In de vele fotografische opnames (glasplaten met afmetingen van ongeveer 35 cm bij 35 cm) voor elk der aan de hemel geselecteerde velden moesten de variabele sterren opgespoord en gemeten worden. Klassiek zou dit met een blink-comparator worden gedaan. Door de opkomst van de elektronica, ook in de sterrenkunde, kon Jan Borgman, in twee stappen, in 1955 een elektronische versie van de comparator ontwikkelen.[6] Het project werd met deze techniek sterk versneld maar zou desondanks tot in de 70er jaren duren.
Plaut publiceerde veelvuldig over de ontdekking van variabele en anderszins bijzondere sterren in de door hem onderzochte velden. De vele glasplaten werden tussen 1956 en 1959 belicht. In 1966 kwam hij met een analyse van veld 1. Hij toonde aan dat in de richting iets boven het centrum van de melkweg de ruimtelijke dichtheid van de RR Lyr sterren met grote afstand exponentieel afneemt.[7] In 1968 volgde veld 2, waarin hij vond dat de ruimtelijke dichtheid van de RR Lyr sterren eerst toeneemt en dan met grotere afstand afneemt. In 1971 veld 3.[8] In 1973 publiceerde hij een heranalyse van gegevens in Baade's veld met blikrichting vlak langs het centrum van de Melkweg en Plaut concludeerde dat de hoogste dichtheid van de RR Lyr sterren op 8,3 kpc optreedt.[9] Impliciet vond hij zo de afstand to het centrum van de Melkweg.

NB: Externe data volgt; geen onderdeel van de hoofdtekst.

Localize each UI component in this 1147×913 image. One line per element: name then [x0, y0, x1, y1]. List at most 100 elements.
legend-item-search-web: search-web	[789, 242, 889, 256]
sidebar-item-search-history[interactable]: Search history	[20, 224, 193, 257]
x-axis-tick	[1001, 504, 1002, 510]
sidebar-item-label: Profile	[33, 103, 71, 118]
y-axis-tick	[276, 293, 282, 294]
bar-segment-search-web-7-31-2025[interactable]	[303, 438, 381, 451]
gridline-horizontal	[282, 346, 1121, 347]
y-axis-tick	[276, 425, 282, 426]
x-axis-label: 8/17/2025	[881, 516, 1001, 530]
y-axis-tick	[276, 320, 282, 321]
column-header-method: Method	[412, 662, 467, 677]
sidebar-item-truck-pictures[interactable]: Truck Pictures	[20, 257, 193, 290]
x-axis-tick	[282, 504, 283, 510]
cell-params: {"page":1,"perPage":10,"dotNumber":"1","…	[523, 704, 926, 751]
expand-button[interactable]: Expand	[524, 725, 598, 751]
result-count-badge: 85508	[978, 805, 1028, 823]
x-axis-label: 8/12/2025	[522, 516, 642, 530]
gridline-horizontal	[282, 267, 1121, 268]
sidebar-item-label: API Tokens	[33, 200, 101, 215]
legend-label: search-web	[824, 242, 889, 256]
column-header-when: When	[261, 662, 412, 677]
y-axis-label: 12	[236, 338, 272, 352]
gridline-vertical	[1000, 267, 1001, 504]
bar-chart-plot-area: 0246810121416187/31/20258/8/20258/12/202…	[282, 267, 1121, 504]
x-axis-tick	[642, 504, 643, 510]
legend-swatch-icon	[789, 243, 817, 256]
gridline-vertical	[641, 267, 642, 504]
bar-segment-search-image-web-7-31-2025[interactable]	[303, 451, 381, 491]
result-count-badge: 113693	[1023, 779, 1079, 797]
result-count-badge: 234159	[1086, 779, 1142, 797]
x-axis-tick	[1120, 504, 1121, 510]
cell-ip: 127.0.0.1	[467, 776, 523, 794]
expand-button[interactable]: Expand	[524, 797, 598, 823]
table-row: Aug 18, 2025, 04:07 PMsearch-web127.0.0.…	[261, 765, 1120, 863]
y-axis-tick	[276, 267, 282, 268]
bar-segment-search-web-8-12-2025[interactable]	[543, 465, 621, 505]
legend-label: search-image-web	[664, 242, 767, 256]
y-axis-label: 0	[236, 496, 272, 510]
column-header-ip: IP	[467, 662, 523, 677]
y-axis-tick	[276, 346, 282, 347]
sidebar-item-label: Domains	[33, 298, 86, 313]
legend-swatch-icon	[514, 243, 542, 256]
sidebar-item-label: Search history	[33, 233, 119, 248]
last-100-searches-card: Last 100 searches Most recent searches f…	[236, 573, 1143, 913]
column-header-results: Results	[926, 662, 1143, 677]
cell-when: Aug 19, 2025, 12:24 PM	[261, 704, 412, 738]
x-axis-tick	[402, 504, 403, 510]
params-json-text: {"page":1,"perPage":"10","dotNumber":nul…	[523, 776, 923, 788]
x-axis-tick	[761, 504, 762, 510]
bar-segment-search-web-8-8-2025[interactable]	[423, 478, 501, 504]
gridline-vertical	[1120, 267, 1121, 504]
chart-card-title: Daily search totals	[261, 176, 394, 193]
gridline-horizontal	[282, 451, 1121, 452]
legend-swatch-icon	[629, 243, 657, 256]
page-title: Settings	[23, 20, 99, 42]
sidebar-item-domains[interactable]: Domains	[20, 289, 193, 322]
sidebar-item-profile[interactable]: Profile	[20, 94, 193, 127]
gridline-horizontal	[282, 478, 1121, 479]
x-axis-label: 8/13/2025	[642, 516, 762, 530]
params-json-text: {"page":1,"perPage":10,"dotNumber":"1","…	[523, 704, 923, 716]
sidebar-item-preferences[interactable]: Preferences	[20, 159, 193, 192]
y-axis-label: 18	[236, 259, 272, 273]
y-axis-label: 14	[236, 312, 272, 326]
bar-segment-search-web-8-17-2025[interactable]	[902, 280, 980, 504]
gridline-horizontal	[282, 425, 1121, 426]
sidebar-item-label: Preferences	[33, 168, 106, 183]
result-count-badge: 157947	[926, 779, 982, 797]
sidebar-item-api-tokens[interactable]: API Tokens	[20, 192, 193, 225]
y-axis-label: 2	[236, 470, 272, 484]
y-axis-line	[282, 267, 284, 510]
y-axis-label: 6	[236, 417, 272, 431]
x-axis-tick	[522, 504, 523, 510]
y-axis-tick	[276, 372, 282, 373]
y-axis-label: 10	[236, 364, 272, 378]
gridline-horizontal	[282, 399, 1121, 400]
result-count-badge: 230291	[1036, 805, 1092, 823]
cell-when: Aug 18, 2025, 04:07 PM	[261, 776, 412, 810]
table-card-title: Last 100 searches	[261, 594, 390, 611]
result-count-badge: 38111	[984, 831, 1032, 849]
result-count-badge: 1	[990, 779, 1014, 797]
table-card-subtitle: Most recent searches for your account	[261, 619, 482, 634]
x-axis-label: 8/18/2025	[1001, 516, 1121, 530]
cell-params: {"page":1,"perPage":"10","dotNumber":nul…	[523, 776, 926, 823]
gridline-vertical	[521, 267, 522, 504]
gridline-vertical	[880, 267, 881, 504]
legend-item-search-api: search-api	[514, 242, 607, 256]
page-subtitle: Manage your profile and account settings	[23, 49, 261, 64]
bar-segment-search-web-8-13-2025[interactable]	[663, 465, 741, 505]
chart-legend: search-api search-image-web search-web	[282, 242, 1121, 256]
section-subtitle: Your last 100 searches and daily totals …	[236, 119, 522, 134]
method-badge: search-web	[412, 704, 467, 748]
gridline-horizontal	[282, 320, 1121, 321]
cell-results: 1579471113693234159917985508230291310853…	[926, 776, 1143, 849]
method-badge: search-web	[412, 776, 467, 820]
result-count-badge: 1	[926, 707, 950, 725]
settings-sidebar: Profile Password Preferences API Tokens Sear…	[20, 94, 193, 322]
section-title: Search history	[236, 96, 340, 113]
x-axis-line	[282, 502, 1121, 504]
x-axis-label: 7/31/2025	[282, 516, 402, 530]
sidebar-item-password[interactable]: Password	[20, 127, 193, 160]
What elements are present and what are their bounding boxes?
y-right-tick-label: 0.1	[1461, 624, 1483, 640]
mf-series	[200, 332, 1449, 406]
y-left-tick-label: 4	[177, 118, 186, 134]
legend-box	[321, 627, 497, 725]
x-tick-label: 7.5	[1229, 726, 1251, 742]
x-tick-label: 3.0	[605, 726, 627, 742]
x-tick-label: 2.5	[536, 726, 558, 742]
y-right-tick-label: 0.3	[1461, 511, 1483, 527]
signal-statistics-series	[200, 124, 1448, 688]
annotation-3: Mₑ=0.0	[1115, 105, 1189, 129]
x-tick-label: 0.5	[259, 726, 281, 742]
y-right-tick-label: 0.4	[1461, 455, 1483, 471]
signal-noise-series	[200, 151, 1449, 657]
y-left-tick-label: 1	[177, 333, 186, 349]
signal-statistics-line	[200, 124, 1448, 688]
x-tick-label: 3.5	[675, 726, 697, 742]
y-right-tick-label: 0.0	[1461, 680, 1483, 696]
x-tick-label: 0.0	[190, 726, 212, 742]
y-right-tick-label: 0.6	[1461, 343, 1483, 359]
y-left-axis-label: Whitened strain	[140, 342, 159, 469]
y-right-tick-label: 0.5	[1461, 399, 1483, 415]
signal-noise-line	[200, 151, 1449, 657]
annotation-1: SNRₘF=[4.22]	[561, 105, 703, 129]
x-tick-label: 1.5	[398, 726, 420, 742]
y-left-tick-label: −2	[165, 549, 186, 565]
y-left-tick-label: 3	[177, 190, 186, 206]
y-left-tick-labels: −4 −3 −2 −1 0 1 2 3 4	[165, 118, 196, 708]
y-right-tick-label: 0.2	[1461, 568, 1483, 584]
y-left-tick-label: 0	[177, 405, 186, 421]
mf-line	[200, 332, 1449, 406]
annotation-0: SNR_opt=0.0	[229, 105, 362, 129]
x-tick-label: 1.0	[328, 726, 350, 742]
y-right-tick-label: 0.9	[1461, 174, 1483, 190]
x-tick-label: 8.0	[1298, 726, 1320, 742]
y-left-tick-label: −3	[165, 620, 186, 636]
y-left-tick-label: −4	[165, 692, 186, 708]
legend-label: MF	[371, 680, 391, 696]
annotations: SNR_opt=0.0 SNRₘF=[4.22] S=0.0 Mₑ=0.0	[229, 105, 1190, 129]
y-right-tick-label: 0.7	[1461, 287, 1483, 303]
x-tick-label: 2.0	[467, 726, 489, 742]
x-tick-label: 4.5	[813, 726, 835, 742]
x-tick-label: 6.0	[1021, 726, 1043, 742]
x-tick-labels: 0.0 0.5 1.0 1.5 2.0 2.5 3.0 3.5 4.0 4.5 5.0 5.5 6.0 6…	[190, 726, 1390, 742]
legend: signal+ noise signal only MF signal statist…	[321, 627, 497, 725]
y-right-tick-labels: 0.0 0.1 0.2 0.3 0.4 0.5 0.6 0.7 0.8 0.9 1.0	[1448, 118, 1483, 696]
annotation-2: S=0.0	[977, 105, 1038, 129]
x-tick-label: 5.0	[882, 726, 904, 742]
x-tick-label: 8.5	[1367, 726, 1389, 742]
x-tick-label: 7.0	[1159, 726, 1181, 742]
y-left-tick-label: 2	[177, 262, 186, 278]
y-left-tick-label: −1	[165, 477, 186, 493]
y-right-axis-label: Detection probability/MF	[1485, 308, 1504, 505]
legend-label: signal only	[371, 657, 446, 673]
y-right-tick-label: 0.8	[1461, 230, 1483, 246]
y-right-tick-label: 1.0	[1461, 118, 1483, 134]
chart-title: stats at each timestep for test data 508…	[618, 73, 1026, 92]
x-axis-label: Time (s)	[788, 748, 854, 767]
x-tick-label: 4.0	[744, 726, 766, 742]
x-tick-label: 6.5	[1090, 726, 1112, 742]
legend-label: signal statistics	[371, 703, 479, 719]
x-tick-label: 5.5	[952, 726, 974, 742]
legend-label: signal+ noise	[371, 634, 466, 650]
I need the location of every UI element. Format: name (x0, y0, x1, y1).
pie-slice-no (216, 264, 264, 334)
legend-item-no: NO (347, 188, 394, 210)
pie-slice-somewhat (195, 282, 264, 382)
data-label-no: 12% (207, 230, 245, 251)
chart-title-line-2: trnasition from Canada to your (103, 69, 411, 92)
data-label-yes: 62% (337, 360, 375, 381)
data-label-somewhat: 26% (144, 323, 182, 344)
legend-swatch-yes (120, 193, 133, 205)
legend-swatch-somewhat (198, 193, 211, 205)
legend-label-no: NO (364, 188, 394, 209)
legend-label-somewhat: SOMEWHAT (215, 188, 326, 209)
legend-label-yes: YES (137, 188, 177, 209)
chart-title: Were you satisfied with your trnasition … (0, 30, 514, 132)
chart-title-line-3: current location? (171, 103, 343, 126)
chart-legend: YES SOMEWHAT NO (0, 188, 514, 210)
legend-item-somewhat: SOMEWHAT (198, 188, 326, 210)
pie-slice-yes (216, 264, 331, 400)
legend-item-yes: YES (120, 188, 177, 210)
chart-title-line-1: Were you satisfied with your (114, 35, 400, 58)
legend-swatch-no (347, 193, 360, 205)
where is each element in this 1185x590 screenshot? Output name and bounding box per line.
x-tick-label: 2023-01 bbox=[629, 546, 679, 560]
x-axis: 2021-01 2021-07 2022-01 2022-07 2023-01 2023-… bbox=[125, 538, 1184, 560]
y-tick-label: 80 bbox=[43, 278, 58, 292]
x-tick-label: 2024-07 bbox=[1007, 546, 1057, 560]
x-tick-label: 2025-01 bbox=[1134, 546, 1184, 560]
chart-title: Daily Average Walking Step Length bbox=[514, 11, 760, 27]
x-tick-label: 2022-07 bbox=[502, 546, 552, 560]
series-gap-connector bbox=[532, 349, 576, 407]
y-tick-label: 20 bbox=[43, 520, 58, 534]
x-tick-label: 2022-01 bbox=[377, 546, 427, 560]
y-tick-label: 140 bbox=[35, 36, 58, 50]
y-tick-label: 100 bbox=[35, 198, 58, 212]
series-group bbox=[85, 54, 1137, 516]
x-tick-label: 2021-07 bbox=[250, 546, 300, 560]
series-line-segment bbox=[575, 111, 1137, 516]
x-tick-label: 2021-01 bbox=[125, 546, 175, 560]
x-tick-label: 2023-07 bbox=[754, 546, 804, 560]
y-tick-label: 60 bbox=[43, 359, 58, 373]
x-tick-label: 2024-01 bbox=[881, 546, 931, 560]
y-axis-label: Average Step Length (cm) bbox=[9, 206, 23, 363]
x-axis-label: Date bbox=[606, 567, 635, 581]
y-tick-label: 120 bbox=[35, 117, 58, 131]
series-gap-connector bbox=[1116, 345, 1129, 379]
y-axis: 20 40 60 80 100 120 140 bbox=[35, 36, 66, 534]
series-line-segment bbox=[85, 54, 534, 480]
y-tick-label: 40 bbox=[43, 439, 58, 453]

Een analyse van de consequenties van Plauts bevindingen voor de dynamica van de Melkweg volgde in 1975 samen met Jan Hendrik Oort uit Leiden, expert in onderzoek naar de structuur der Melkweg.[10] Zij leidden een afstand van 8,7 kpc tot het Melkweg-centrum af en als rotatiesnelheid van de Zon om het centrum 220 km/s. Deze waarden van de Oortconstanten waren lager dan de door de IAU in 1964 aanbevolen standaardwaarden. Oort en Plaut meenden dat de IAU die standaardwaarden toch moest handhaven. Echter, de rotatieconstanten van de Melkweg werden 1985 op basis van metingen met geheel onafhankelijke methoden, aangepast tot 8,5 kpc en 220 km/s, ongeveer de door Oort en Plaut afgeleide waarden.[11]
Sterren en boeken
Ondertussen was Plaut, in 1964, tot bijzonder hoogleraar in de sterrenkunde aan de Universiteit van Groningen benoemd. Hij schreef een belangrijke bijdrage voor het compendium Stars and Stellar Systems.[12] Hij wist dat amateurastronomen, die met hun privételescopen van een ster vaak de helderheid kunnen bepalen, een grote bijdrage aan het onderzoek van variabele sterren leveren. Plaut engageerde zich bij de Nederlandse Vereniging voor Weer- en Sterrenkunde (thans Koninklijke NVWS) en werd voorzitter van de Werkgroep veranderlijke sterren. In 1974 was hij mede-organisator van het IAU Symposium Variabele Stars and Stellar Evolution in Moskou, tevens redacteur van de Proceedings en hij vertaalde met een collega het bekende Duitse sterrenkundige leerboek van H.H. Voigt naar het Engels.[13]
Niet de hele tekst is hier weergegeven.